Mutual funds, on the other hand, saw record net inflows in May at ₹9,235.48 crore, the highest in 14 months. The buoyancy in the equity markets despite the covid-induced economic slowdown may have added to the optimism.
The Reserve Bank of India’s accommodative monetary policy has led to an abundance in liquidity, allowing banks to cut deposit rates, as the central bank has lowered the repo rate by 115 basis points since March 2020. While savers are bearing the brunt of the move, policymakers are hopeful that an increase in lending due to lower rates will boost economic growth.
For instance, India’s largest lender, State Bank of India, pays 5% interest on its 1-2-year fixed deposits, down from 5.9% in March 2020.
Increasingly, small savers have realized that with bank interest rates on a decline for the past few years, inflation-adjusted returns over the long term could only be achieved through investments in mutual funds, said N.S. Venkatesh, chief executive, Association of Mutual Funds in India (Amfi), the nodal agency for mutual funds in India.

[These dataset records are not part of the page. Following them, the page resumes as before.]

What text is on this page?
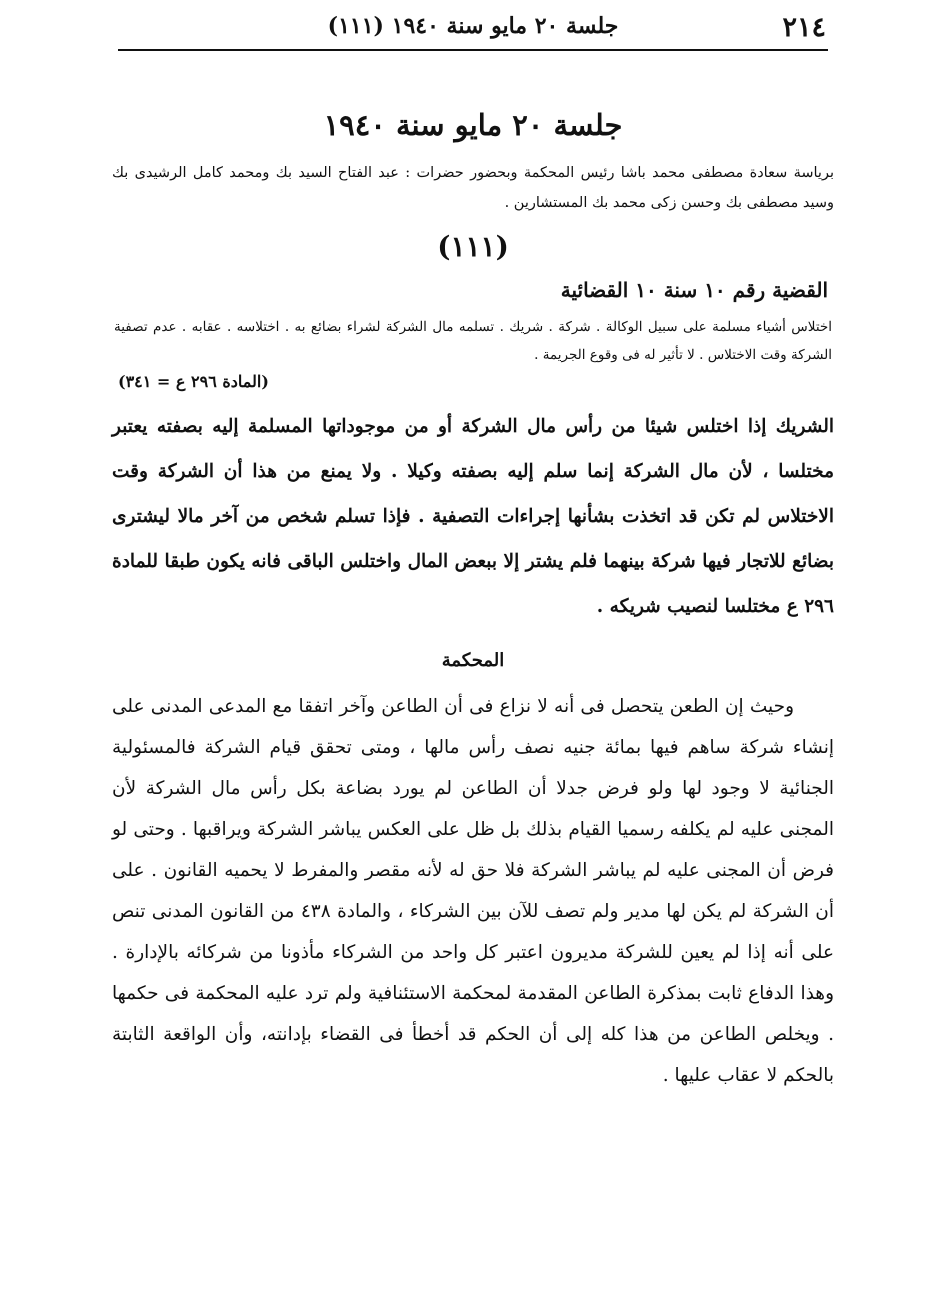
٢١٤
جلسة ٢٠ مايو سنة ١٩٤٠ (١١١)
جلسة ٢٠ مايو سنة ١٩٤٠

برياسة سعادة مصطفى محمد باشا رئيس المحكمة وبحضور حضرات : عبد الفتاح السيد بك ومحمد كامل الرشيدى بك وسيد مصطفى بك وحسن زكى محمد بك المستشارين .

(١١١)
القضية رقم ١٠ سنة ١٠ القضائية

اختلاس أشياء مسلمة على سبيل الوكالة . شركة . شريك . تسلمه مال الشركة لشراء بضائع به . اختلاسه . عقابه . عدم تصفية الشركة وقت الاختلاس . لا تأثير له فى وقوع الجريمة .

(المادة ٢٩٦ ع = ٣٤١)

الشريك إذا اختلس شيئا من رأس مال الشركة أو من موجوداتها المسلمة إليه بصفته يعتبر مختلسا ، لأن مال الشركة إنما سلم إليه بصفته وكيلا . ولا يمنع من هذا أن الشركة وقت الاختلاس لم تكن قد اتخذت بشأنها إجراءات التصفية . فإذا تسلم شخص من آخر مالا ليشترى بضائع للاتجار فيها شركة بينهما فلم يشتر إلا ببعض المال واختلس الباقى فانه يكون طبقا للمادة ٢٩٦ ع مختلسا لنصيب شريكه .

المحكمة

وحيث إن الطعن يتحصل فى أنه لا نزاع فى أن الطاعن وآخر اتفقا مع المدعى المدنى على إنشاء شركة ساهم فيها بمائة جنيه نصف رأس مالها ، ومتى تحقق قيام الشركة فالمسئولية الجنائية لا وجود لها ولو فرض جدلا أن الطاعن لم يورد بضاعة بكل رأس مال الشركة لأن المجنى عليه لم يكلفه رسميا القيام بذلك بل ظل على العكس يباشر الشركة ويراقبها . وحتى لو فرض أن المجنى عليه لم يباشر الشركة فلا حق له لأنه مقصر والمفرط لا يحميه القانون . على أن الشركة لم يكن لها مدير ولم تصف للآن بين الشركاء ، والمادة ٤٣٨ من القانون المدنى تنص على أنه إذا لم يعين للشركة مديرون اعتبر كل واحد من الشركاء مأذونا من شركائه بالإدارة . وهذا الدفاع ثابت بمذكرة الطاعن المقدمة لمحكمة الاستئنافية ولم ترد عليه المحكمة فى حكمها . ويخلص الطاعن من هذا كله إلى أن الحكم قد أخطأ فى القضاء بإدانته، وأن الواقعة الثابتة بالحكم لا عقاب عليها .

“Depending on their life-stage goals and risk appetite, small savers do have a plethora of options within different mutual fund schemes, be it equity, debt or hybrid, to deploy their savings, unlike bank deposits,” he added.
While inflation remains within the RBI’s flexible target of 2-6%, savers will still earn little in terms of real returns on their deposits. Adjusted for inflation, real return on 1-2-year term deposits stood at 0.71%. Inflation measured by the consumer price index (CPI) was at 4.29% in April and SBI’s 1-2-year deposit rate is typically adjusted for inflation to arrive at the real rate.
“The lower growth rate (y-o-y) in deposits can be partly attributed to base effect and a fall in deposits rate of banks as the weighted average domestic term deposit rate of banks fell by 71 basis points between April 2020 and April 2021. Also, inflows in debt mutual funds and equity mutual funds may have led to the decline in bank deposit value,” Care Ratings said in a report on 5 June.
However, there may be some hope for depositors as senior bankers said that deposit rates are not likely to fall further. In fact, SBI chairman Dinesh Khara told analysts that deposit rates have already bottomed out. “It may not go down anymore,” he said on 21 May, acknowledging that in India, deposits are a major source of income for many retirees and are always a function of inflation.